Tom Calomeris, 1942-2014
Invariably, a funeral is focused on life. There is a remembrance of the deceased, a gathering of family and friends, and most certainly reflection by the living. For Christians there is the obvious liturgical narrative woven through the proceedings about life after death.
This week I reunited with some past team mates as our coach was laid to rest in a rural, historic and beautiful mountain cemetery outside of Lexington, Virginia.
There were moving tributes, including eulogies by Cal’s daughter Tina Prather and one-time CUA team captain Brian Larkin. There were stories told and old acquaintances reestablished as well. A bevy of family hugged, laughed and cried a little too.
Cal played many roles. He was a husband and father, grandfather, and coach, certainly. He never really stopped being a member of the fraternity that goes with his two decades of service in Maryland law enforcement. He was a parishioner, motivator, disciplinarian and to countless people on the cusp of adulthood, a role model.
In my life, he was the prime mover behind a move from a small town in Illinois to Washington, D.C. That move kept me in school. By the time I visited CUA as a recruit in April 1992, I had been in touch with Cal for approximately a year. While he was interested in me as a swimmer, I wasn’t interested at all in becoming a student. I had not applied to college — not to Catholic University and not to any other schools excepting James Madison University though my interest in the Virginia university had waned substantially.
Long story short, I visited campus over Easter break, met the swim team at a picnic hosted at Cal’s house, took part in various irresponsible activities both on and off campus and decided that going to college wouldn’t be all that bad and if done well could be tons of fun. In the subsequent two weeks Cal was able to both get my formal application to the right office of the university as well as have a generous package of financial aid communicated to me.

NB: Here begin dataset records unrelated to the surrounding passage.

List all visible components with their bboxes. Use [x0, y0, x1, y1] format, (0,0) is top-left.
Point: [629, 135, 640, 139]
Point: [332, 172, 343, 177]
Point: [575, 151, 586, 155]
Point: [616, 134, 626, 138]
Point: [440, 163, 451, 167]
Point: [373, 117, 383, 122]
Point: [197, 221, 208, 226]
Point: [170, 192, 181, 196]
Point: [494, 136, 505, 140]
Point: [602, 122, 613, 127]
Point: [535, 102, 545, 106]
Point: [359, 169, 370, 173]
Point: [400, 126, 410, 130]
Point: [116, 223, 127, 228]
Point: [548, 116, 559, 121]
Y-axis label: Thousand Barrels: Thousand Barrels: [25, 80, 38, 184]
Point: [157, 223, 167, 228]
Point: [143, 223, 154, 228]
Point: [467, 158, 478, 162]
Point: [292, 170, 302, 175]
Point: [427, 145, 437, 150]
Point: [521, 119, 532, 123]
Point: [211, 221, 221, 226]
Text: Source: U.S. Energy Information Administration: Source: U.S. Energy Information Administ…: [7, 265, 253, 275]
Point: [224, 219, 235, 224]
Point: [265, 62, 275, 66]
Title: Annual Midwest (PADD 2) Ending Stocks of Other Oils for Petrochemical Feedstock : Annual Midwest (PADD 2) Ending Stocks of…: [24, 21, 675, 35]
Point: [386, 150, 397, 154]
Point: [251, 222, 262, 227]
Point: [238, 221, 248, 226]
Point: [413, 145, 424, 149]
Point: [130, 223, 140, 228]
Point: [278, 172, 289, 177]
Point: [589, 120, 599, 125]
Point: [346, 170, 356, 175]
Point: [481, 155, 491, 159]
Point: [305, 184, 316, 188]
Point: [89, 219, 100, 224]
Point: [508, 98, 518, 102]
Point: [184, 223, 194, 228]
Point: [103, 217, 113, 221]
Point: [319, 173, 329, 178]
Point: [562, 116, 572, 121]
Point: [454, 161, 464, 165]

I distinctly remember taking a phone call from him after my application was accepted and the financial aid letter had been sent. Our telephone was affixed to the wall in the kitchen and it had a long, probably ten foot, cord that would allow you to walk around. I didn’t need the cord. The unhappy call was short. I had to explain how grateful I was for his efforts but that I wouldn’t be able to accept. He wanted to know where I was going instead. I had no plan and despite the generosity of the grants, the scholarships, low interest loans and the guarantee of a work-study position on campus, the difference between the price tag and what I was able to pay with funds from my parents’ savings, my own savings and additional loans was simply too great.
He didn’t miss a beat. He asked me to hold off for a few days and not to make any commitments about my future. True to form, he was optimistic, resourceful, focused on a goal and indefatigable. A new financial aid offer arrived within the week. There wasn’t a tremendous change — as I recall, it was about $2,500 and only guaranteed for the first two years if I maintained good grades — but it was enough. And I became a Cardinal.
Cal was THE catalyst to the path of my adult life. He also provided the guardrails as I started down that path. Until I met Cal I had never worked hard at anything in life except swimming. I was not entirely disengaged with life. I enjoyed family, friendships, other sports and extra-curricular activities. I had jobs. I read. But I didn’t commit and really work hard. When I came to Catholic University as an 18 year old I was an indifferent student for the first semester and the grades showed it. But by then his influence started to take hold. The practice of skating by with Bs turned to searching for the best professors, the most challenging seminars and much better grades. Eventually, I graduated early with honors and a double major.
Cal cared about his team — our times, our win-loss record, how we got along and as is undoubtedly the case at the majority of schools, whether we were putting in the effort in the classroom. He had an old-school, blue collar sentimentality about work, respect, and taking the long view about life.
He was in my life nearly every day during a critical period of development and maturation. He lived an example of living true to your talents, pursuing excellence, and sacrificing in order to contribute to others’ success. He could be hard. He was often crazy and frustrating. He was a throwback from another era who had no problem embracing New Age-ie language about how to marry the mind to the body and belief to performance.
Tom Calomeris leaves behind a wife and four children. Their lives have dramatically changed with his death and my prayers for peace are with them all. It is no small thing to live well and Cal did so; he did so by helping others do the same.